Swiss chard is sort of like zucchini, only flatter. One plant will provide more than enough for a typical family, and more than enough to exhaust all your friends. But like zucchini, no good gardener plants just one chard plant. First there are a couple of plants, just in case one dies, then a neighbor plants a couple of other colors and soon there is chard envy and pretty soon there is every color of chard growing in every available corner and chard stuffed in a gaggle of bread bags in the vegetable crisper. And that doesn’t even account for what happens in the next year, when the plants start to send up a seed stalk that needs to be chopped back daily. Pretty soon the greenship is overrun with chardlet tribbles. You know you are really in trouble when the chard starts finding its way into smoothies and breakfast cereal.
I have a really great garden, and some of my friends do as well. Sometimes we grow just a little bit more than we can eat. I’ll admit that I am just a little bit like octomom when I get to gardening.

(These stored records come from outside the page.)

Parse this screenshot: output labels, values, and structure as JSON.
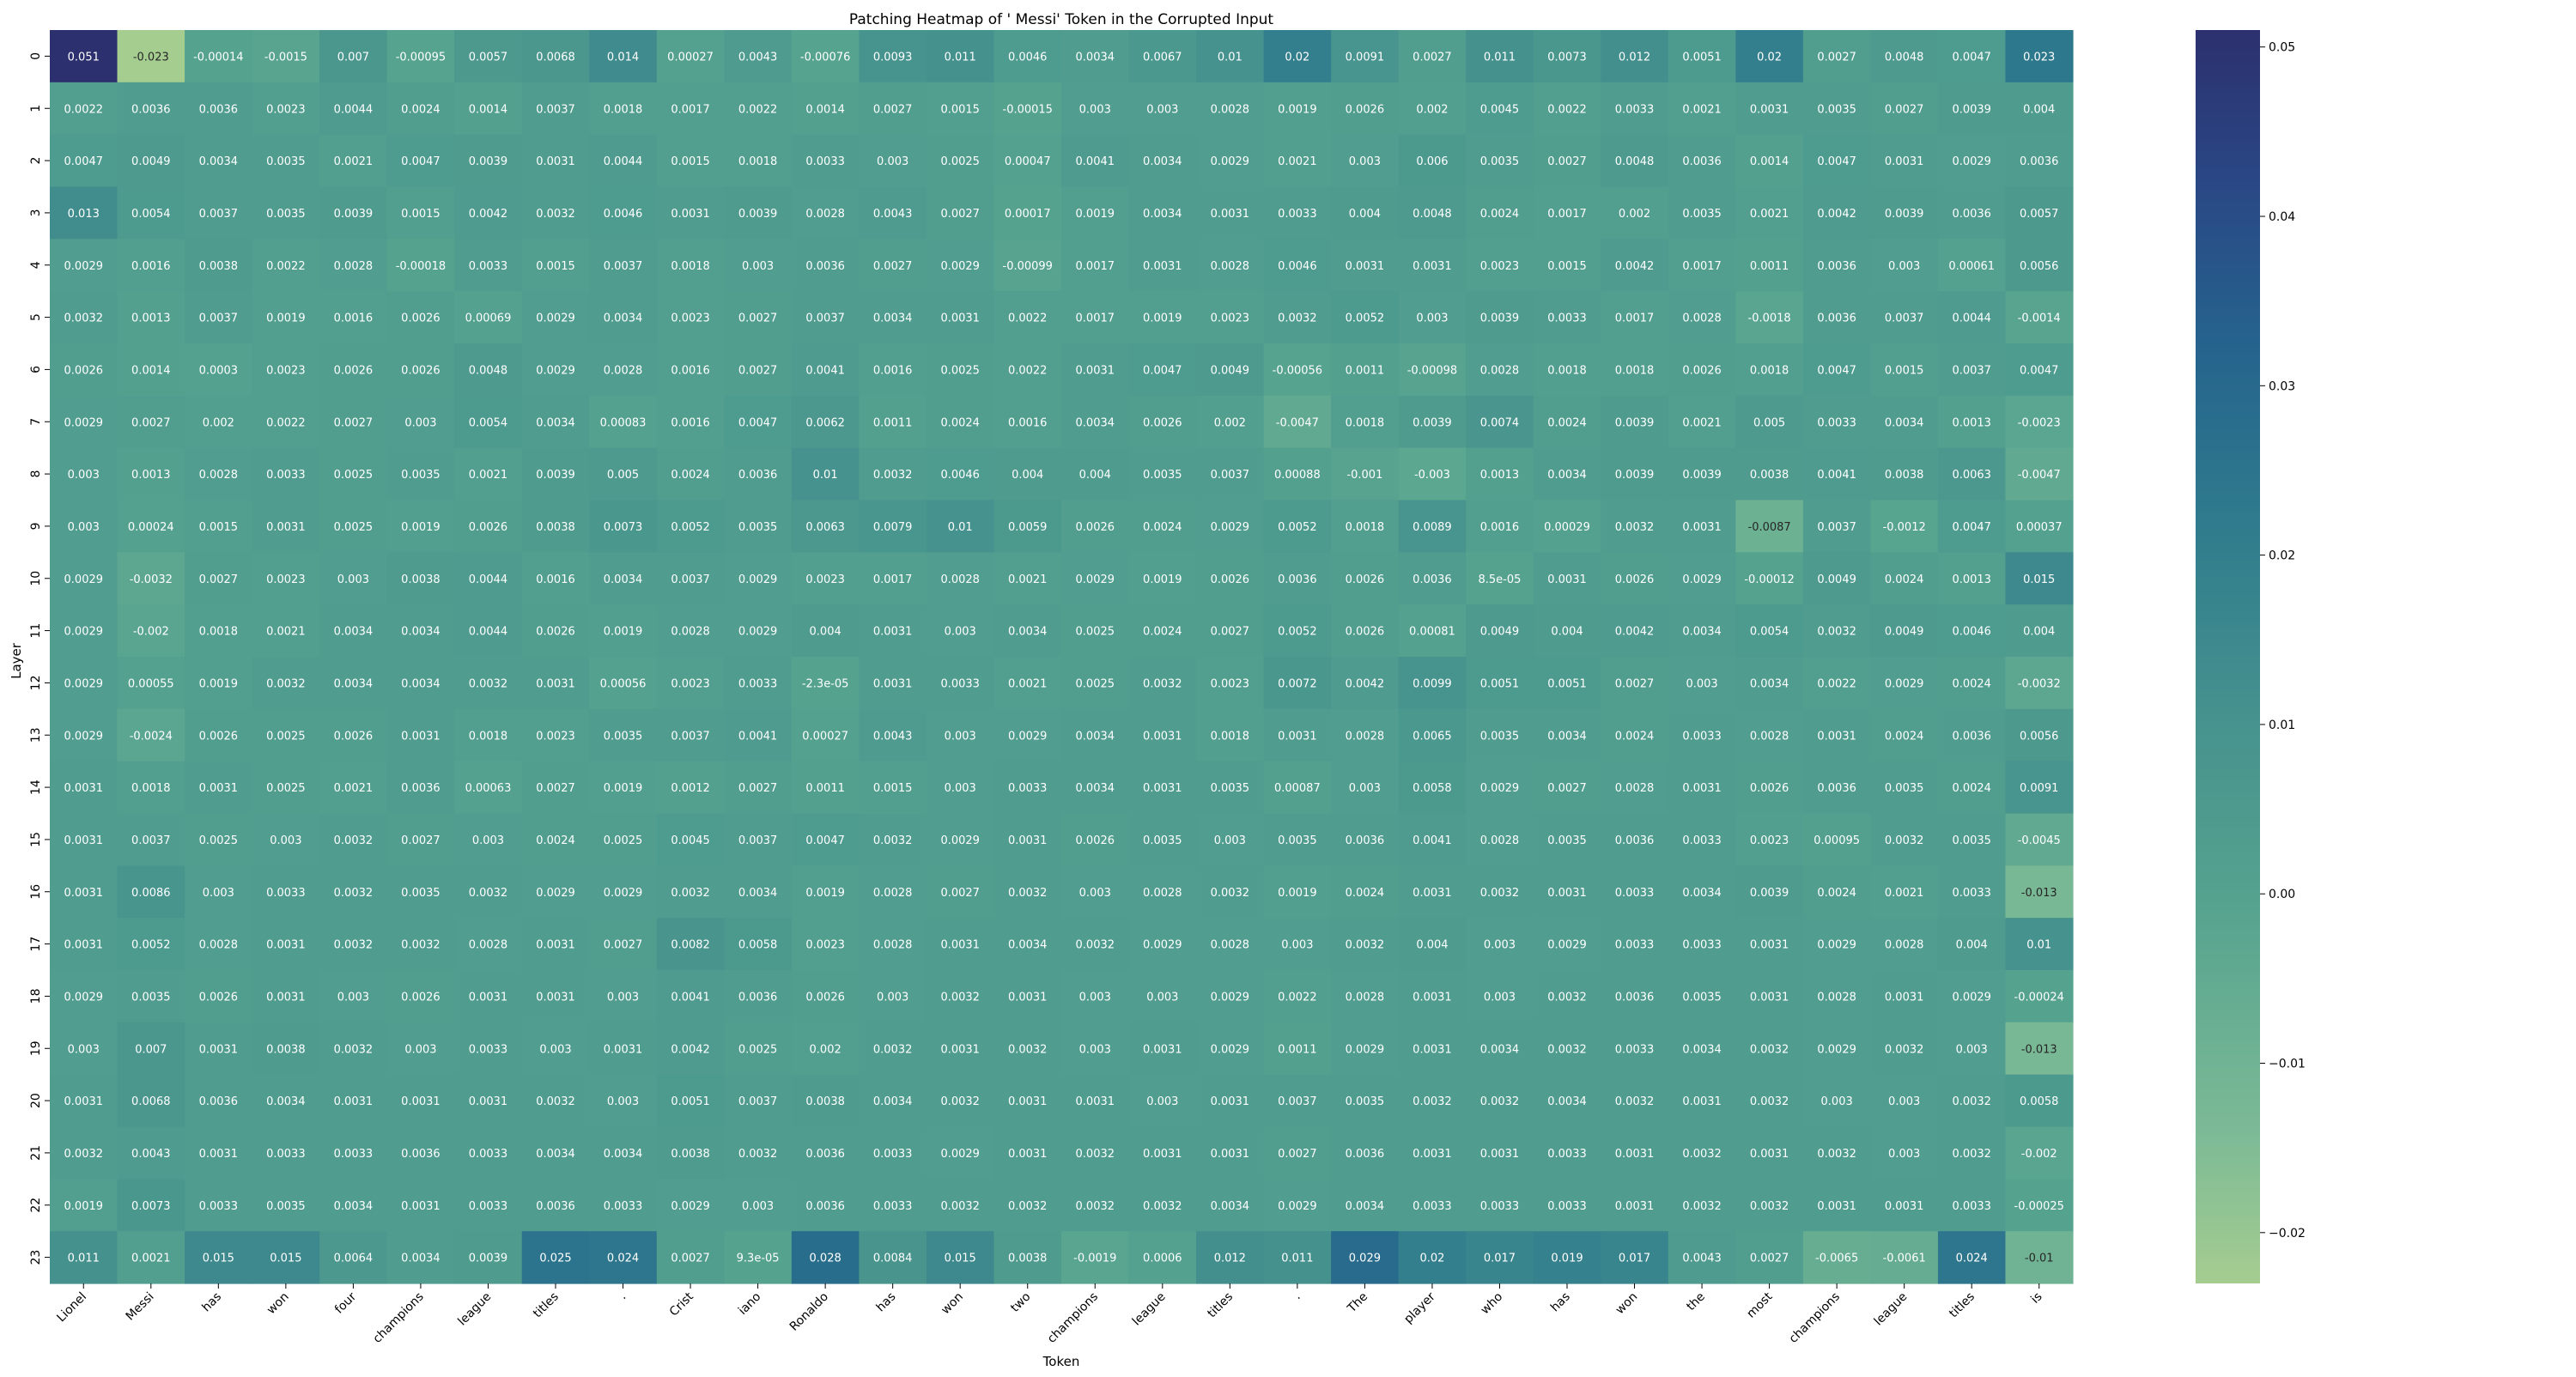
{
  "chart_data": {
    "type": "heatmap",
    "title": "Patching Heatmap of ' Messi' Token in the Corrupted Input",
    "xlabel": "Token",
    "ylabel": "Layer",
    "x_tick_labels": [
      "Lionel",
      "Messi",
      "has",
      "won",
      "four",
      "champions",
      "league",
      "titles",
      ".",
      "Crist",
      "iano",
      "Ronaldo",
      "has",
      "won",
      "two",
      "champions",
      "league",
      "titles",
      ".",
      "The",
      "player",
      "who",
      "has",
      "won",
      "the",
      "most",
      "champions",
      "league",
      "titles",
      "is"
    ],
    "y_tick_labels": [
      "0",
      "1",
      "2",
      "3",
      "4",
      "5",
      "6",
      "7",
      "8",
      "9",
      "10",
      "11",
      "12",
      "13",
      "14",
      "15",
      "16",
      "17",
      "18",
      "19",
      "20",
      "21",
      "22",
      "23"
    ],
    "colormap": "crest",
    "vmin": -0.023,
    "vmax": 0.051,
    "colorbar_ticks": [
      "0.05",
      "0.04",
      "0.03",
      "0.02",
      "0.01",
      "0.00",
      "−0.01",
      "−0.02"
    ],
    "values": [
      [
        "0.051",
        "-0.023",
        "-0.00014",
        "-0.0015",
        "0.007",
        "-0.00095",
        "0.0057",
        "0.0068",
        "0.014",
        "0.00027",
        "0.0043",
        "-0.00076",
        "0.0093",
        "0.011",
        "0.0046",
        "0.0034",
        "0.0067",
        "0.01",
        "0.02",
        "0.0091",
        "0.0027",
        "0.011",
        "0.0073",
        "0.012",
        "0.0051",
        "0.02",
        "0.0027",
        "0.0048",
        "0.0047",
        "0.023"
      ],
      [
        "0.0022",
        "0.0036",
        "0.0036",
        "0.0023",
        "0.0044",
        "0.0024",
        "0.0014",
        "0.0037",
        "0.0018",
        "0.0017",
        "0.0022",
        "0.0014",
        "0.0027",
        "0.0015",
        "-0.00015",
        "0.003",
        "0.003",
        "0.0028",
        "0.0019",
        "0.0026",
        "0.002",
        "0.0045",
        "0.0022",
        "0.0033",
        "0.0021",
        "0.0031",
        "0.0035",
        "0.0027",
        "0.0039",
        "0.004"
      ],
      [
        "0.0047",
        "0.0049",
        "0.0034",
        "0.0035",
        "0.0021",
        "0.0047",
        "0.0039",
        "0.0031",
        "0.0044",
        "0.0015",
        "0.0018",
        "0.0033",
        "0.003",
        "0.0025",
        "0.00047",
        "0.0041",
        "0.0034",
        "0.0029",
        "0.0021",
        "0.003",
        "0.006",
        "0.0035",
        "0.0027",
        "0.0048",
        "0.0036",
        "0.0014",
        "0.0047",
        "0.0031",
        "0.0029",
        "0.0036"
      ],
      [
        "0.013",
        "0.0054",
        "0.0037",
        "0.0035",
        "0.0039",
        "0.0015",
        "0.0042",
        "0.0032",
        "0.0046",
        "0.0031",
        "0.0039",
        "0.0028",
        "0.0043",
        "0.0027",
        "0.00017",
        "0.0019",
        "0.0034",
        "0.0031",
        "0.0033",
        "0.004",
        "0.0048",
        "0.0024",
        "0.0017",
        "0.002",
        "0.0035",
        "0.0021",
        "0.0042",
        "0.0039",
        "0.0036",
        "0.0057"
      ],
      [
        "0.0029",
        "0.0016",
        "0.0038",
        "0.0022",
        "0.0028",
        "-0.00018",
        "0.0033",
        "0.0015",
        "0.0037",
        "0.0018",
        "0.003",
        "0.0036",
        "0.0027",
        "0.0029",
        "-0.00099",
        "0.0017",
        "0.0031",
        "0.0028",
        "0.0046",
        "0.0031",
        "0.0031",
        "0.0023",
        "0.0015",
        "0.0042",
        "0.0017",
        "0.0011",
        "0.0036",
        "0.003",
        "0.00061",
        "0.0056"
      ],
      [
        "0.0032",
        "0.0013",
        "0.0037",
        "0.0019",
        "0.0016",
        "0.0026",
        "0.00069",
        "0.0029",
        "0.0034",
        "0.0023",
        "0.0027",
        "0.0037",
        "0.0034",
        "0.0031",
        "0.0022",
        "0.0017",
        "0.0019",
        "0.0023",
        "0.0032",
        "0.0052",
        "0.003",
        "0.0039",
        "0.0033",
        "0.0017",
        "0.0028",
        "-0.0018",
        "0.0036",
        "0.0037",
        "0.0044",
        "-0.0014"
      ],
      [
        "0.0026",
        "0.0014",
        "0.0003",
        "0.0023",
        "0.0026",
        "0.0026",
        "0.0048",
        "0.0029",
        "0.0028",
        "0.0016",
        "0.0027",
        "0.0041",
        "0.0016",
        "0.0025",
        "0.0022",
        "0.0031",
        "0.0047",
        "0.0049",
        "-0.00056",
        "0.0011",
        "-0.00098",
        "0.0028",
        "0.0018",
        "0.0018",
        "0.0026",
        "0.0018",
        "0.0047",
        "0.0015",
        "0.0037",
        "0.0047"
      ],
      [
        "0.0029",
        "0.0027",
        "0.002",
        "0.0022",
        "0.0027",
        "0.003",
        "0.0054",
        "0.0034",
        "0.00083",
        "0.0016",
        "0.0047",
        "0.0062",
        "0.0011",
        "0.0024",
        "0.0016",
        "0.0034",
        "0.0026",
        "0.002",
        "-0.0047",
        "0.0018",
        "0.0039",
        "0.0074",
        "0.0024",
        "0.0039",
        "0.0021",
        "0.005",
        "0.0033",
        "0.0034",
        "0.0013",
        "-0.0023"
      ],
      [
        "0.003",
        "0.0013",
        "0.0028",
        "0.0033",
        "0.0025",
        "0.0035",
        "0.0021",
        "0.0039",
        "0.005",
        "0.0024",
        "0.0036",
        "0.01",
        "0.0032",
        "0.0046",
        "0.004",
        "0.004",
        "0.0035",
        "0.0037",
        "0.00088",
        "-0.001",
        "-0.003",
        "0.0013",
        "0.0034",
        "0.0039",
        "0.0039",
        "0.0038",
        "0.0041",
        "0.0038",
        "0.0063",
        "-0.0047"
      ],
      [
        "0.003",
        "0.00024",
        "0.0015",
        "0.0031",
        "0.0025",
        "0.0019",
        "0.0026",
        "0.0038",
        "0.0073",
        "0.0052",
        "0.0035",
        "0.0063",
        "0.0079",
        "0.01",
        "0.0059",
        "0.0026",
        "0.0024",
        "0.0029",
        "0.0052",
        "0.0018",
        "0.0089",
        "0.0016",
        "0.00029",
        "0.0032",
        "0.0031",
        "-0.0087",
        "0.0037",
        "-0.0012",
        "0.0047",
        "0.00037"
      ],
      [
        "0.0029",
        "-0.0032",
        "0.0027",
        "0.0023",
        "0.003",
        "0.0038",
        "0.0044",
        "0.0016",
        "0.0034",
        "0.0037",
        "0.0029",
        "0.0023",
        "0.0017",
        "0.0028",
        "0.0021",
        "0.0029",
        "0.0019",
        "0.0026",
        "0.0036",
        "0.0026",
        "0.0036",
        "8.5e-05",
        "0.0031",
        "0.0026",
        "0.0029",
        "-0.00012",
        "0.0049",
        "0.0024",
        "0.0013",
        "0.015"
      ],
      [
        "0.0029",
        "-0.002",
        "0.0018",
        "0.0021",
        "0.0034",
        "0.0034",
        "0.0044",
        "0.0026",
        "0.0019",
        "0.0028",
        "0.0029",
        "0.004",
        "0.0031",
        "0.003",
        "0.0034",
        "0.0025",
        "0.0024",
        "0.0027",
        "0.0052",
        "0.0026",
        "0.00081",
        "0.0049",
        "0.004",
        "0.0042",
        "0.0034",
        "0.0054",
        "0.0032",
        "0.0049",
        "0.0046",
        "0.004"
      ],
      [
        "0.0029",
        "0.00055",
        "0.0019",
        "0.0032",
        "0.0034",
        "0.0034",
        "0.0032",
        "0.0031",
        "0.00056",
        "0.0023",
        "0.0033",
        "-2.3e-05",
        "0.0031",
        "0.0033",
        "0.0021",
        "0.0025",
        "0.0032",
        "0.0023",
        "0.0072",
        "0.0042",
        "0.0099",
        "0.0051",
        "0.0051",
        "0.0027",
        "0.003",
        "0.0034",
        "0.0022",
        "0.0029",
        "0.0024",
        "-0.0032"
      ],
      [
        "0.0029",
        "-0.0024",
        "0.0026",
        "0.0025",
        "0.0026",
        "0.0031",
        "0.0018",
        "0.0023",
        "0.0035",
        "0.0037",
        "0.0041",
        "0.00027",
        "0.0043",
        "0.003",
        "0.0029",
        "0.0034",
        "0.0031",
        "0.0018",
        "0.0031",
        "0.0028",
        "0.0065",
        "0.0035",
        "0.0034",
        "0.0024",
        "0.0033",
        "0.0028",
        "0.0031",
        "0.0024",
        "0.0036",
        "0.0056"
      ],
      [
        "0.0031",
        "0.0018",
        "0.0031",
        "0.0025",
        "0.0021",
        "0.0036",
        "0.00063",
        "0.0027",
        "0.0019",
        "0.0012",
        "0.0027",
        "0.0011",
        "0.0015",
        "0.003",
        "0.0033",
        "0.0034",
        "0.0031",
        "0.0035",
        "0.00087",
        "0.003",
        "0.0058",
        "0.0029",
        "0.0027",
        "0.0028",
        "0.0031",
        "0.0026",
        "0.0036",
        "0.0035",
        "0.0024",
        "0.0091"
      ],
      [
        "0.0031",
        "0.0037",
        "0.0025",
        "0.003",
        "0.0032",
        "0.0027",
        "0.003",
        "0.0024",
        "0.0025",
        "0.0045",
        "0.0037",
        "0.0047",
        "0.0032",
        "0.0029",
        "0.0031",
        "0.0026",
        "0.0035",
        "0.003",
        "0.0035",
        "0.0036",
        "0.0041",
        "0.0028",
        "0.0035",
        "0.0036",
        "0.0033",
        "0.0023",
        "0.00095",
        "0.0032",
        "0.0035",
        "-0.0045"
      ],
      [
        "0.0031",
        "0.0086",
        "0.003",
        "0.0033",
        "0.0032",
        "0.0035",
        "0.0032",
        "0.0029",
        "0.0029",
        "0.0032",
        "0.0034",
        "0.0019",
        "0.0028",
        "0.0027",
        "0.0032",
        "0.003",
        "0.0028",
        "0.0032",
        "0.0019",
        "0.0024",
        "0.0031",
        "0.0032",
        "0.0031",
        "0.0033",
        "0.0034",
        "0.0039",
        "0.0024",
        "0.0021",
        "0.0033",
        "-0.013"
      ],
      [
        "0.0031",
        "0.0052",
        "0.0028",
        "0.0031",
        "0.0032",
        "0.0032",
        "0.0028",
        "0.0031",
        "0.0027",
        "0.0082",
        "0.0058",
        "0.0023",
        "0.0028",
        "0.0031",
        "0.0034",
        "0.0032",
        "0.0029",
        "0.0028",
        "0.003",
        "0.0032",
        "0.004",
        "0.003",
        "0.0029",
        "0.0033",
        "0.0033",
        "0.0031",
        "0.0029",
        "0.0028",
        "0.004",
        "0.01"
      ],
      [
        "0.0029",
        "0.0035",
        "0.0026",
        "0.0031",
        "0.003",
        "0.0026",
        "0.0031",
        "0.0031",
        "0.003",
        "0.0041",
        "0.0036",
        "0.0026",
        "0.003",
        "0.0032",
        "0.0031",
        "0.003",
        "0.003",
        "0.0029",
        "0.0022",
        "0.0028",
        "0.0031",
        "0.003",
        "0.0032",
        "0.0036",
        "0.0035",
        "0.0031",
        "0.0028",
        "0.0031",
        "0.0029",
        "-0.00024"
      ],
      [
        "0.003",
        "0.007",
        "0.0031",
        "0.0038",
        "0.0032",
        "0.003",
        "0.0033",
        "0.003",
        "0.0031",
        "0.0042",
        "0.0025",
        "0.002",
        "0.0032",
        "0.0031",
        "0.0032",
        "0.003",
        "0.0031",
        "0.0029",
        "0.0011",
        "0.0029",
        "0.0031",
        "0.0034",
        "0.0032",
        "0.0033",
        "0.0034",
        "0.0032",
        "0.0029",
        "0.0032",
        "0.003",
        "-0.013"
      ],
      [
        "0.0031",
        "0.0068",
        "0.0036",
        "0.0034",
        "0.0031",
        "0.0031",
        "0.0031",
        "0.0032",
        "0.003",
        "0.0051",
        "0.0037",
        "0.0038",
        "0.0034",
        "0.0032",
        "0.0031",
        "0.0031",
        "0.003",
        "0.0031",
        "0.0037",
        "0.0035",
        "0.0032",
        "0.0032",
        "0.0034",
        "0.0032",
        "0.0031",
        "0.0032",
        "0.003",
        "0.003",
        "0.0032",
        "0.0058"
      ],
      [
        "0.0032",
        "0.0043",
        "0.0031",
        "0.0033",
        "0.0033",
        "0.0036",
        "0.0033",
        "0.0034",
        "0.0034",
        "0.0038",
        "0.0032",
        "0.0036",
        "0.0033",
        "0.0029",
        "0.0031",
        "0.0032",
        "0.0031",
        "0.0031",
        "0.0027",
        "0.0036",
        "0.0031",
        "0.0031",
        "0.0033",
        "0.0031",
        "0.0032",
        "0.0031",
        "0.0032",
        "0.003",
        "0.0032",
        "-0.002"
      ],
      [
        "0.0019",
        "0.0073",
        "0.0033",
        "0.0035",
        "0.0034",
        "0.0031",
        "0.0033",
        "0.0036",
        "0.0033",
        "0.0029",
        "0.003",
        "0.0036",
        "0.0033",
        "0.0032",
        "0.0032",
        "0.0032",
        "0.0032",
        "0.0034",
        "0.0029",
        "0.0034",
        "0.0033",
        "0.0033",
        "0.0033",
        "0.0031",
        "0.0032",
        "0.0032",
        "0.0031",
        "0.0031",
        "0.0033",
        "-0.00025"
      ],
      [
        "0.011",
        "0.0021",
        "0.015",
        "0.015",
        "0.0064",
        "0.0034",
        "0.0039",
        "0.025",
        "0.024",
        "0.0027",
        "9.3e-05",
        "0.028",
        "0.0084",
        "0.015",
        "0.0038",
        "-0.0019",
        "0.0006",
        "0.012",
        "0.011",
        "0.029",
        "0.02",
        "0.017",
        "0.019",
        "0.017",
        "0.0043",
        "0.0027",
        "-0.0065",
        "-0.0061",
        "0.024",
        "-0.01"
      ]
    ]
  }
}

If I get great germination, well, I need to plant each and every seedling, regardless of how I might take care of them or whether my tiny plot is already full. After all, they’re my seedlings, and I am not going to kill them, even if in the end it kills me. I never had chard when I was a kid and now I want to create that perfect chard garden that I longed for in my youth.
Sometimes my friends and I go on long vacations during the peak seasons, so we harvest for each other. Faced with my own surplus, and that of my neighbors’, I started taking all the extra chard to the local food pantry. After a couple of years of almost-weekly delivery, the director started calling me the Chard Lady.